Snack Baguette mit Kaffee – Oder: Plädoyer für das Wurstbrot

Fast täglich klopft sie bei uns an, manchmal lassen wir sie herein, doch sollten wir uns auch immer wieder von ihr trennen – die Bequemlichkeit. Leider haben sich einige Menschen an diverse Bequemlichkeiten gewöhnt. Und müssen dafür mitunter teuer bezahlen. Den Betroffenen ist dies jedoch nur selten wirklich bewusst. Und was passiert, wenn sich ein Großteil der Gesellschaft der Bequemlichkeit hingibt?

TANSTAAFL – There ain’t no such thing as a free lunch

Sinngemäß übersetzen lässt sich der Satz mit „Nichts ist umsonst“. Es gibt immer Kosten, auch wenn sie manchmal versteckt sind.

Auch – und vielleicht sogar vor allem – bei der Bequemlichkeit. Ganz offensichtlich ist dies, wenn wir als Beispiel jemanden nehmen, der übermäßig auf der Couch liegt, sich stundenlang Videos auf TikTok anschaut und die Tage an sich vorbeiziehen lässt. Nicht nur, dass er durch die Inaktivität seiner Gesundheit schadet – also Bequemlichkeit auf längere Sicht gegen körperliches Wohlbefinden tauscht. Er wird sich so auch geistig nicht besonders weit entwickeln und daher vermutlich beruflich/finanziell keine großen Sprünge vollziehen. Nach dem Motto: Alles ist schön, so wie es ist.

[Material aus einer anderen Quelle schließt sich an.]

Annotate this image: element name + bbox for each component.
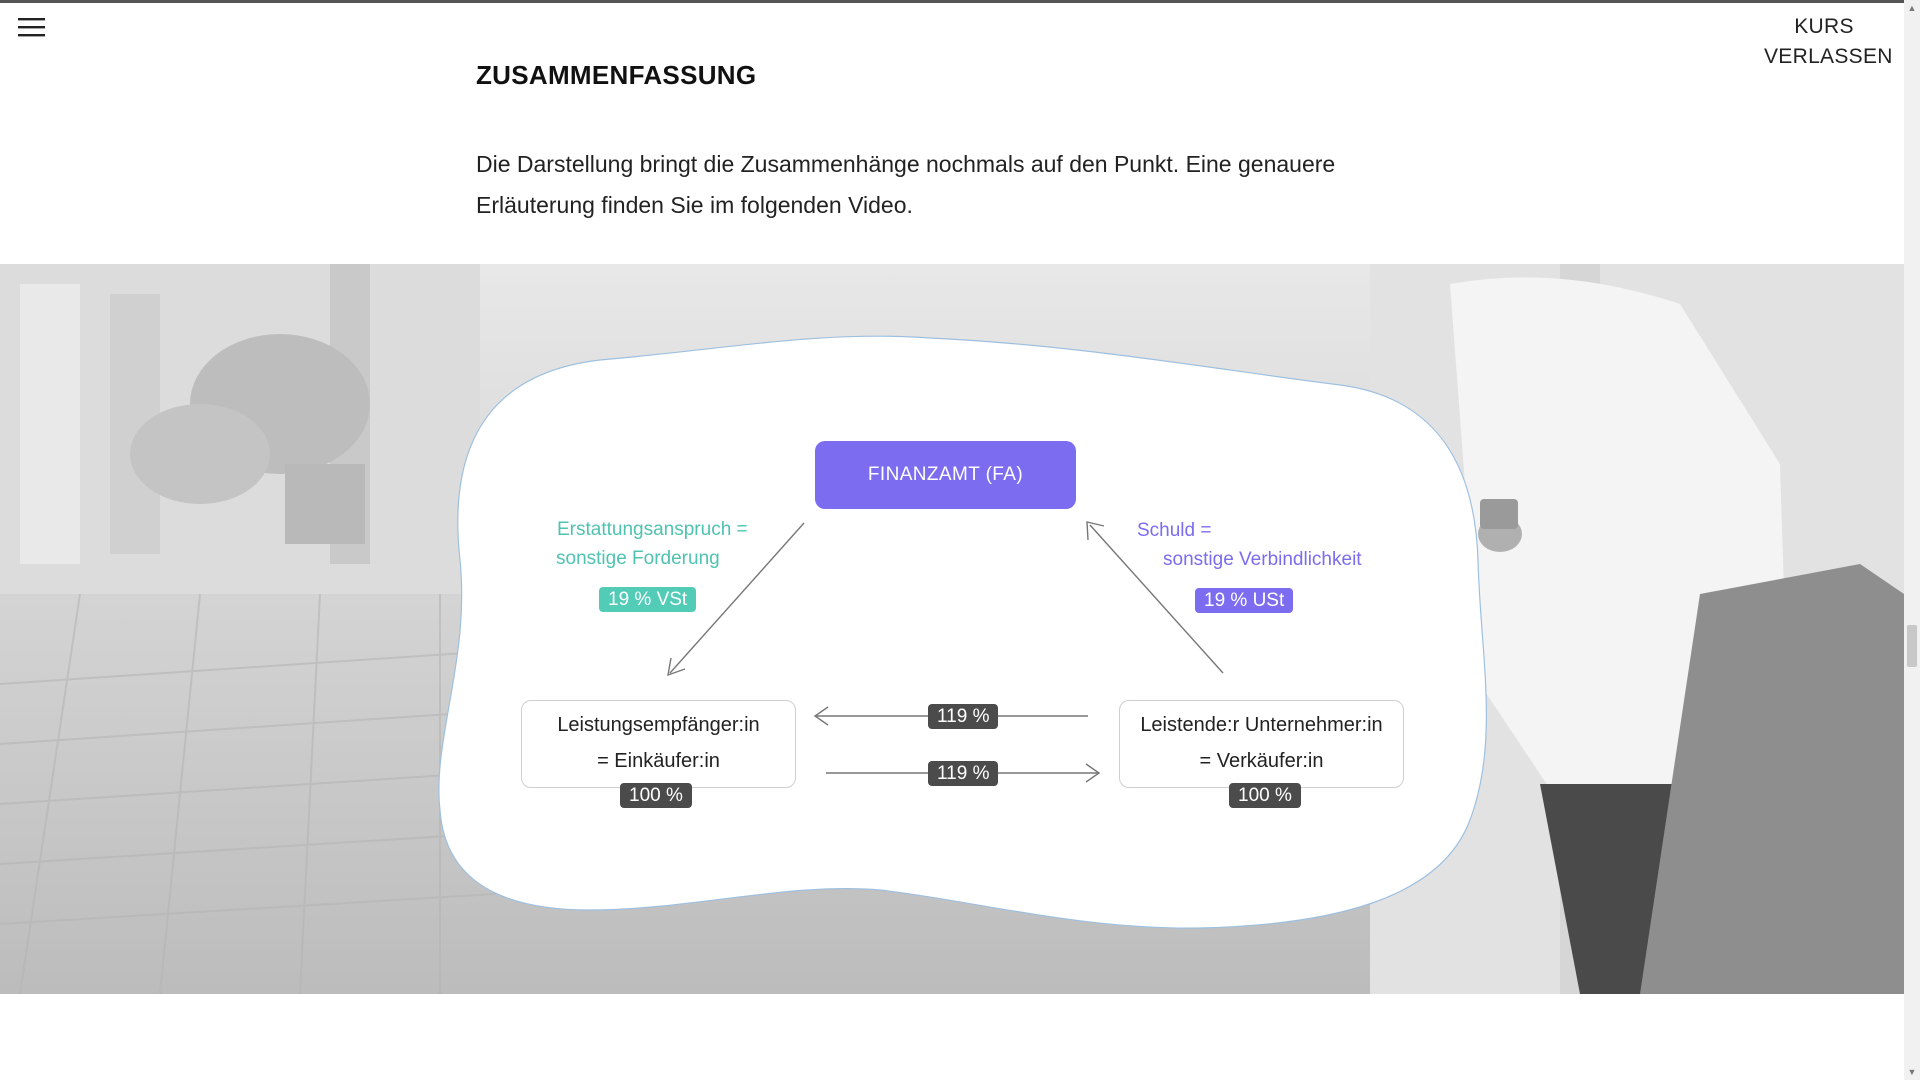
background-photo [0, 264, 1904, 994]
section-title: ZUSAMMENFASSUNG [476, 60, 757, 90]
intro-paragraph: Die Darstellung bringt die Zusammenhänge… [476, 151, 1336, 218]
top-border [0, 0, 1904, 3]
exit-label-line2: VERLASSEN [1764, 45, 1893, 68]
scrollbar-thumb[interactable] [1907, 625, 1917, 667]
vertical-scrollbar[interactable]: ▲ ▼ [1904, 0, 1920, 1080]
hamburger-menu-icon[interactable] [18, 16, 46, 38]
scroll-up-arrow-icon[interactable]: ▲ [1904, 0, 1920, 16]
exit-label-line1: KURS [1794, 15, 1854, 38]
exit-course-button[interactable]: KURS VERLASSEN [1764, 12, 1893, 72]
scroll-down-arrow-icon[interactable]: ▼ [1904, 1064, 1920, 1080]
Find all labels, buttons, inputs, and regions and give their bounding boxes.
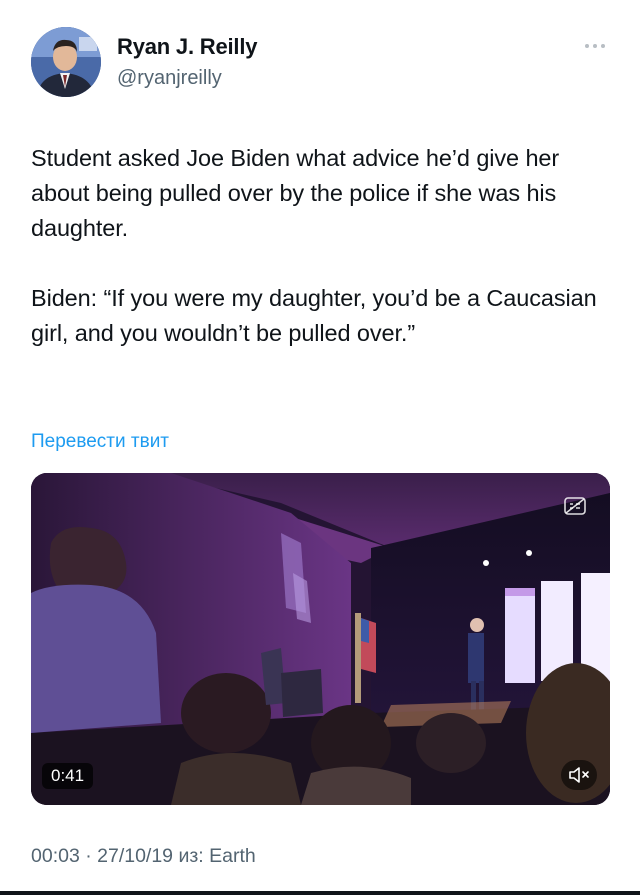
video-frame: [31, 473, 610, 805]
tweet-text: Student asked Joe Biden what advice he’d…: [31, 141, 611, 351]
tweet-paragraph-1: Student asked Joe Biden what advice he’d…: [31, 145, 560, 241]
tweet-page: Ryan J. Reilly @ryanjreilly Student aske…: [0, 0, 640, 895]
translate-tweet-link[interactable]: Перевести твит: [31, 431, 169, 453]
more-options-icon[interactable]: [580, 38, 610, 54]
volume-muted-icon[interactable]: [561, 760, 597, 790]
divider: [0, 891, 640, 895]
author-name[interactable]: Ryan J. Reilly: [117, 34, 257, 60]
tweet-timestamp[interactable]: 00:03 · 27/10/19 из: Earth: [31, 845, 256, 868]
captions-icon[interactable]: [564, 497, 586, 515]
author-handle[interactable]: @ryanjreilly: [117, 67, 222, 90]
tweet-paragraph-2: Biden: “If you were my daughter, you’d b…: [31, 285, 597, 346]
author-avatar[interactable]: [31, 27, 101, 97]
video-duration: 0:41: [42, 763, 94, 789]
avatar-photo: [31, 27, 101, 97]
video-player[interactable]: 0:41: [31, 473, 610, 805]
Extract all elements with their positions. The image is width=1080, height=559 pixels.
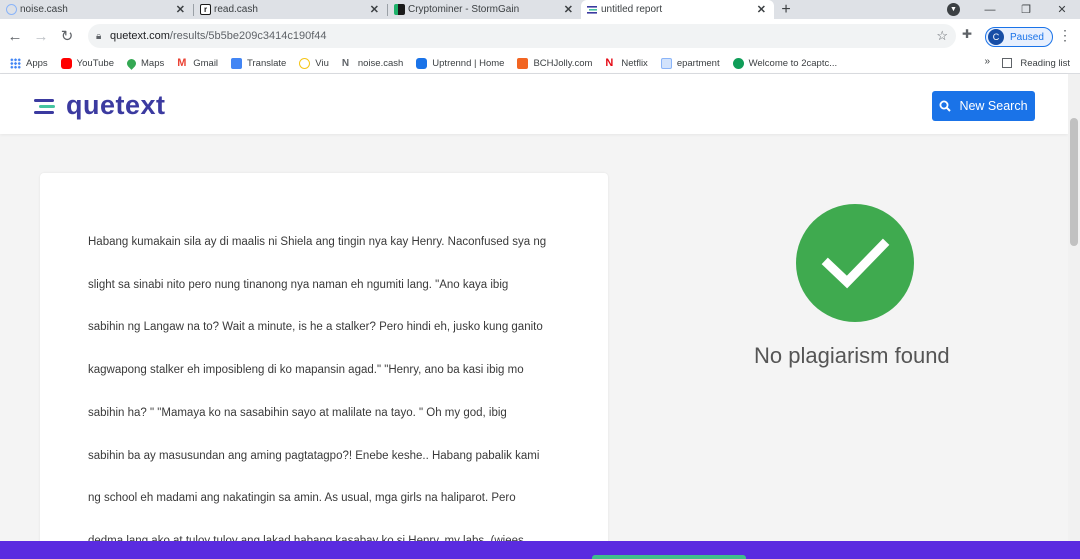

Das Beispiel ist vielleicht etwas überspitzt und trifft nicht auf die Masse in der Form zu. Von einer übergeordneten Sichtweise heraus kann man jedoch ähnliche Denkweisen in der breiten Bevölkerung beobachten. Etwa, dass der Frieden und Wohlstand in Deutschland quasi von Natur aus gegeben seien. Und dass sauberes Wasser, ein voller Kühlschrank und ein Dach über dem Kopf selbstverständlich ist. Oder das klar ist, dass ich bei Arbeitslosigkeit weiterhin Geld erhalte und mich am Ende meines Arbeitslebens eine Rente erwartet. Als wären dies „free lunches“, im Sinne von festen Gegebenheiten, für die man sich nicht weiter anstrengen müsse, um sie zu behalten.

Breiten sich diese Sichtweisen auch auf andere Bereiche aus, – zum Beispiel, dass sich mehr Arbeit nicht lohne oder es keiner Umstellung/Weiterentwicklung bei Produkten bedarf – könnte es passieren, dass breite Teile der Gesellschaft in Müßiggang verfallen. Die Folgen könnten dann verringerte Innovation und Produktivität sein. Da die Welt sich jedoch weiter dreht, werden andere Nationen die sich bietende Chance ergreifen, den frei werdenden Platz einzunehmen. Sowohl in der Wirtschaft, als auch in der Weltordnung allgemein.

So weit sind wir noch lange nicht?

Wer kann mir zum Beispiel ein ernsthaftes deutsches/europäisches Gegengewicht zu Amazon oder Alibaba nennen? Oder zu Google beziehungsweise Baidu? Wie sieht es mit Facebook aus? Solche Global Player finden wir in Europa, besonders in Zukunftsbranchen, nicht. Hoffen wir, dass es zumindest unserer Autoindustrie gelingt, die Wettbewerber aus Amerika und China ein- oder vielleicht sogar noch zu überholen.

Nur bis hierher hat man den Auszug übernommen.